En Suisse, beaucoup pourraient voter mais ne le font pas. L’assemblée citoyenne, une nouvelle forme de participation politique, pourrait changer la donne. (Image: Keystone)
Un régime démocratique s’appuie sur la participation politique active de la population. Tandis que, dans la plupart des pays, cette implication se limite aux élections du parlement et du gouvernement, les citoyennes et citoyens de certains pays ont la possibilité de se prononcer directement sur diverses questions. C’est notamment le cas en Suisse, où des votations populaires sont fréquemment organisées. Le pays est ainsi à la pointe d’une tendance internationale qui a vu se multiplier depuis le milieu du XXe siècle les instruments de la démocratie directe (tels que le référendum et l’initiative populaire), de plus en plus utilisés dans le monde[1]. La participation effective des électrices et électeurs recule toutefois depuis cette même date période.
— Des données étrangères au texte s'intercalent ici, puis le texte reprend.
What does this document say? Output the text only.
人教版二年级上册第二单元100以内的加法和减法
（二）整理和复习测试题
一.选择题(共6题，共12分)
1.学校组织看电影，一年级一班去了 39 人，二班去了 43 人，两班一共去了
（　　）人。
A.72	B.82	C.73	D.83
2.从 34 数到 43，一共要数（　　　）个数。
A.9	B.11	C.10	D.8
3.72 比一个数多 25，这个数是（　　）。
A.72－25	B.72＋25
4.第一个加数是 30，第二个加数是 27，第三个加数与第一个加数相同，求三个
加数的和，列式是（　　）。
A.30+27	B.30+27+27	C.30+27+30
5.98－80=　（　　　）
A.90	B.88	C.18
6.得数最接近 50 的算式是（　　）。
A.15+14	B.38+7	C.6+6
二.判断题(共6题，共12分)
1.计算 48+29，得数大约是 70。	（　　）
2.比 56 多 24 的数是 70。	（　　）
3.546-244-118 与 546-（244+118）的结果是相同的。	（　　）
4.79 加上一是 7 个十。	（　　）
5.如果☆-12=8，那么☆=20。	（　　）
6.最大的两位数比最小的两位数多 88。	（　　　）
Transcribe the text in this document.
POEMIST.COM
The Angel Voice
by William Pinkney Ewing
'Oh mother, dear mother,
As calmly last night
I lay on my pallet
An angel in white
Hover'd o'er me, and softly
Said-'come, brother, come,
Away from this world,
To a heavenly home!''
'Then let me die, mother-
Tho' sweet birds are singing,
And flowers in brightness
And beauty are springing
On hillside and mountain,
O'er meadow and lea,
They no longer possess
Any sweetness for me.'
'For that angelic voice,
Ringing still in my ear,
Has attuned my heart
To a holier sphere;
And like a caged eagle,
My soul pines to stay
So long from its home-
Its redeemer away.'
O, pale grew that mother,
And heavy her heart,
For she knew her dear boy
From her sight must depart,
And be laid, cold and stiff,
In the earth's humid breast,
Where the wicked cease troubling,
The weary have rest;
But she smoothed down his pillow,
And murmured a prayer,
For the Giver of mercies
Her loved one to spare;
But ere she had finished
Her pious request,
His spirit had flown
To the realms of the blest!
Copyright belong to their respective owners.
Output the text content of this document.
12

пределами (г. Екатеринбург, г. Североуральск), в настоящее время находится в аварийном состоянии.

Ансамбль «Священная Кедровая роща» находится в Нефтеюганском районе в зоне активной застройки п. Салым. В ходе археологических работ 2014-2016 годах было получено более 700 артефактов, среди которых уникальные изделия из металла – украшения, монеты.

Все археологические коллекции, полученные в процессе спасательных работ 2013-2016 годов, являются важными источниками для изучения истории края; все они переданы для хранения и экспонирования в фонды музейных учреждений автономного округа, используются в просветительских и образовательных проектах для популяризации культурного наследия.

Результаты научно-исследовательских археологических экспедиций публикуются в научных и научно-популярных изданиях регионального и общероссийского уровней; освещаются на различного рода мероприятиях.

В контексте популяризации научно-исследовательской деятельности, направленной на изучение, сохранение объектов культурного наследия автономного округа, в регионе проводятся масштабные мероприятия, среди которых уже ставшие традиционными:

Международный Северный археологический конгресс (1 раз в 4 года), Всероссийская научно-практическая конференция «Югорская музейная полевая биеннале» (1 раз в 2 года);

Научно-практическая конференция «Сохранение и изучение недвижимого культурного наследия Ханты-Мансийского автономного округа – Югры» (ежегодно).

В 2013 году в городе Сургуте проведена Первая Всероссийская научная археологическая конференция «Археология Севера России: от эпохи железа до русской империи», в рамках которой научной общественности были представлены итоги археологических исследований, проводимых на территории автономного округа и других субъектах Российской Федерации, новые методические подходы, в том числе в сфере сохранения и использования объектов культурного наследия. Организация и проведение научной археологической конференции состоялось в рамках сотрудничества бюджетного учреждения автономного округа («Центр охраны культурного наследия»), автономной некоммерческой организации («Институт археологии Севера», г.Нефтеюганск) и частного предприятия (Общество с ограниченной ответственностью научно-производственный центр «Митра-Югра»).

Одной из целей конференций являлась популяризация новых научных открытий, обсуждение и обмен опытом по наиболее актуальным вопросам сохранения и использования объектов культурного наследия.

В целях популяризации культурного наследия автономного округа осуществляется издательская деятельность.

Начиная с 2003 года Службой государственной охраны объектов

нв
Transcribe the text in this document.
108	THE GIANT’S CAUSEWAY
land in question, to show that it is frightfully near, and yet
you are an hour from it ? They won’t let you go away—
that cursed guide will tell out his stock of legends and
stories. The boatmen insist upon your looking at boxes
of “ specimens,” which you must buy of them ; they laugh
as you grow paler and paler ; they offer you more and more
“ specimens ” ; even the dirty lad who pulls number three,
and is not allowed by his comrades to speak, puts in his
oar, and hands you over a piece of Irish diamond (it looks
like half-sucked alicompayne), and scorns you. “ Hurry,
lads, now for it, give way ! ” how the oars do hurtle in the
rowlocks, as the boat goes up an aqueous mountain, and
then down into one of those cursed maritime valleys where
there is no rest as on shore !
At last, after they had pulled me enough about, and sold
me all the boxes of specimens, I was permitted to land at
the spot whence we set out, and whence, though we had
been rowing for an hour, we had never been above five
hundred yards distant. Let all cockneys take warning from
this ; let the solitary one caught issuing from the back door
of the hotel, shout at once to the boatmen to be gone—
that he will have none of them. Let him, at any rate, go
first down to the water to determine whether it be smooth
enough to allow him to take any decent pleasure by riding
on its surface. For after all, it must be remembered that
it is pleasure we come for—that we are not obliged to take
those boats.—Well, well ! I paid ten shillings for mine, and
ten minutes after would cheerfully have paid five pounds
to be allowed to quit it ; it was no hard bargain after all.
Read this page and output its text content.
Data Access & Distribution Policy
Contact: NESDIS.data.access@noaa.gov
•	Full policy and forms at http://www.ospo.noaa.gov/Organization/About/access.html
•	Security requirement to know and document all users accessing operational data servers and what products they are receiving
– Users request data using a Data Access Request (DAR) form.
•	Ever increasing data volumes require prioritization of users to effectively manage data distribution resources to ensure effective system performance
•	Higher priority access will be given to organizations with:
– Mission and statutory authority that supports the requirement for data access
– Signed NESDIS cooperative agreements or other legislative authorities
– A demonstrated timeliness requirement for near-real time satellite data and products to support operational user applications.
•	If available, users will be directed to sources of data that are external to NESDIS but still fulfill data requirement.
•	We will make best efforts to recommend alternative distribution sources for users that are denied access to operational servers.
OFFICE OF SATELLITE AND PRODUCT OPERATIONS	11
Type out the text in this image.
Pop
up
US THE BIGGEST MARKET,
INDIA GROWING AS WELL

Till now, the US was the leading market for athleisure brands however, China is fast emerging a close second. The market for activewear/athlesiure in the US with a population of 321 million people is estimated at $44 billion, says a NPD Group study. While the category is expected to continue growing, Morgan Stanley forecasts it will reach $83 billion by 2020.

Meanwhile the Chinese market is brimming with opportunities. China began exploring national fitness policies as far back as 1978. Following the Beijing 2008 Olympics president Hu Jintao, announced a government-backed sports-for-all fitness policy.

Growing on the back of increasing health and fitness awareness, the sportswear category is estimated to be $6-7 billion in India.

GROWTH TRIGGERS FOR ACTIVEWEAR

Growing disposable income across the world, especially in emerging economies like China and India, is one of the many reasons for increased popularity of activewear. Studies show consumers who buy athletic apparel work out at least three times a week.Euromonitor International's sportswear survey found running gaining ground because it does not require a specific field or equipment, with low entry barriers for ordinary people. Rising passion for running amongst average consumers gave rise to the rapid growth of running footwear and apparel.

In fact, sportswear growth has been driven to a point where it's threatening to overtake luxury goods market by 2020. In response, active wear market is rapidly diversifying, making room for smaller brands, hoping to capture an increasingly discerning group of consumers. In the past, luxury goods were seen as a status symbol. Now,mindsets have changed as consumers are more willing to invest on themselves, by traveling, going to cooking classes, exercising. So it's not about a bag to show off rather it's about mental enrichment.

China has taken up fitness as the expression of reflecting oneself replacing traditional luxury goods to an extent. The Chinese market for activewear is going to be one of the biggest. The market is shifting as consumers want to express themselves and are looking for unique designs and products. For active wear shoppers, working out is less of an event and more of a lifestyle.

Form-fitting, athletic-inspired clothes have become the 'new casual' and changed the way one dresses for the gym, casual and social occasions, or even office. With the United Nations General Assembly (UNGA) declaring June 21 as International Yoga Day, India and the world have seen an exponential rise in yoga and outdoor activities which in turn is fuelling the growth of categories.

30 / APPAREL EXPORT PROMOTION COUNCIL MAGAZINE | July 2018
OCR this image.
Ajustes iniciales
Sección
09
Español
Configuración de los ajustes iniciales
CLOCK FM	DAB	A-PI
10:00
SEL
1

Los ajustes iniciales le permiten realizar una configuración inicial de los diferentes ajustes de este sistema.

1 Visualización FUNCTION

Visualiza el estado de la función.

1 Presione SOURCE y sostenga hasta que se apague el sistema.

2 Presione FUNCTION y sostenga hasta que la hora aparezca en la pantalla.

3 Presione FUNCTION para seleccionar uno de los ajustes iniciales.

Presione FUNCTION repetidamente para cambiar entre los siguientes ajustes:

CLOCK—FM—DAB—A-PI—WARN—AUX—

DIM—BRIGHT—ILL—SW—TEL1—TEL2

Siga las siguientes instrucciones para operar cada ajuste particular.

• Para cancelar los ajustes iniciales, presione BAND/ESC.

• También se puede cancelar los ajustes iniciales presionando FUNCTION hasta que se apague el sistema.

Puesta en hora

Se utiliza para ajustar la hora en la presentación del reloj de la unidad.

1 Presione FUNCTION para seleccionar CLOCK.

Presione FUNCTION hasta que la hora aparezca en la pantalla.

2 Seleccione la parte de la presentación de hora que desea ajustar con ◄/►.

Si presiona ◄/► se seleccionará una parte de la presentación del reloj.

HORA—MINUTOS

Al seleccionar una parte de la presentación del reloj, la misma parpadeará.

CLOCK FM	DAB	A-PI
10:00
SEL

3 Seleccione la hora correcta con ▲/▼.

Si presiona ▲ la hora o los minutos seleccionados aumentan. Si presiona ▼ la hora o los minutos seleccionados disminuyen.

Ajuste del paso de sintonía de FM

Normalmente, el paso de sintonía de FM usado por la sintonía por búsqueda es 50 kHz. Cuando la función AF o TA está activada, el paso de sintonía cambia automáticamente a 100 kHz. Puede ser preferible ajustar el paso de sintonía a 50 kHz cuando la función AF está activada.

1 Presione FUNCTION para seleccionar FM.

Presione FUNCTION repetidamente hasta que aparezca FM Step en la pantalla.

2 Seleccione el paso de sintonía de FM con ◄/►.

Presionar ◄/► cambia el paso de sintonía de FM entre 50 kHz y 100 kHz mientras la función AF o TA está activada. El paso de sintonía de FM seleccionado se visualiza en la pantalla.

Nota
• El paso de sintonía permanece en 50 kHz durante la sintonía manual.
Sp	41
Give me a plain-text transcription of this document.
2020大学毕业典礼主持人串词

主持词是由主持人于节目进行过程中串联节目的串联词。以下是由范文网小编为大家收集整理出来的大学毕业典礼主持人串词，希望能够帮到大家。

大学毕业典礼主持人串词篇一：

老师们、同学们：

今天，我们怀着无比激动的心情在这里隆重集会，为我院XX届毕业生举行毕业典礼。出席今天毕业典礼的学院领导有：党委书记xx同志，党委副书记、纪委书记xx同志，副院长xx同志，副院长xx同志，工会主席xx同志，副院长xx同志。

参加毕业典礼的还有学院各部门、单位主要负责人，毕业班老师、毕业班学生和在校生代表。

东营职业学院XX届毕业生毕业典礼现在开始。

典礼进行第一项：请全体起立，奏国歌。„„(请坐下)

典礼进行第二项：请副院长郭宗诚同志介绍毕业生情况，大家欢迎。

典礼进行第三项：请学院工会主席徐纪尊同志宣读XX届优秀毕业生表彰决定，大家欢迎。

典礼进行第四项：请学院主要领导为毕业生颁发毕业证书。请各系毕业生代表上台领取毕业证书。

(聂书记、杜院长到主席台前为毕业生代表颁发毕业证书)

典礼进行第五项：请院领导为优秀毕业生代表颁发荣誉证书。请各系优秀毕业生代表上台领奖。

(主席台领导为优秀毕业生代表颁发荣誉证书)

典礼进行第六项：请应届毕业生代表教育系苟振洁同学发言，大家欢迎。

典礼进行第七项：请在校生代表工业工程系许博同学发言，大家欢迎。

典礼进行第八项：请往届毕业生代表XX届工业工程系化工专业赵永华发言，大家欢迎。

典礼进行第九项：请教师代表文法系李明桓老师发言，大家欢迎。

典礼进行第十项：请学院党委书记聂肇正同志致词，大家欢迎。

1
La Suisse est elle aussi concernée par cette évolution puisqu’un peu moins de la moitié du corps électoral se déplace aux urnes à l’occasion des scrutins nationaux et des votations, et les taux de participation sont encore plus faibles à l’échelle des cantons et des communes. Au cours du XXe siècle, la démocratie s’est certes largement établie en tant que régime politique, mais elle a perdu de sa substance, notamment dans les pays où elle est installée depuis longtemps[2].
Les raisons du recul de la participation aux élections et votations sont multiples et complexes. L’une d’entre elles est «l’ignorance rationnelle»[3]: l’effort à fournir pour s’informer sur les candidats ou les projets de votation est supérieur aux avantages escomptés d’une participation. La recherche et la pratique s’accordent toutefois sur le fait que ce repli de la participation est un problème car, quand les différents groupes qui composent la société ne participent pas aux votations à la même fréquence, les faibles taux de participation font augmenter le risque de prises de décisions biaisées. C’est dans ce contexte que de nouvelles formes de participation politique voient le jour et sont à l’essai depuis quelque temps. Elles ont pour objectif de susciter un (nouvel) élan chez les citoyennes et citoyens et de raviver la flamme de la démocratie.
Une sélection par échantillon aléatoire
Les assemblées citoyennes constituent une illustration prometteuse de ces nouvelles formes de contribution à la vie publique. Il s’agit de conseils réunissant des personnes issues de la société civile, que l’on retrouve également sous le nom de Bürgerräte chez nos voisins allemands et autrichiens, d’« assemblée citoyenne » dans les pays francophones et de «citizen assemblies» dans les pays anglophones[4]. Le noyau de cette assemblée est composé de personnes tirées au sort selon une procédure en deux étapes, dans l’optique d’une représentation la plus fidèle possible de la population[5].
Dans un premier temps, on sélectionne un échantillon aléatoire de plusieurs milliers de personnes parmi la population d’une communauté (municipalité, canton ou pays). Contactées, ces personnes reçoivent des informations sur l’assemblée citoyenne et on leur demande également si elles souhaitent y participer. L’expérience montre que 5% à 10% des personnes contactées sont désireuses de participer. Mais ces personnes ne sont généralement pas représentatives de l’ensemble de la population, car les personnes âgées, celles ayant un niveau de formation supérieure et celles orientées politiquement à gauche sont souvent surreprésentées.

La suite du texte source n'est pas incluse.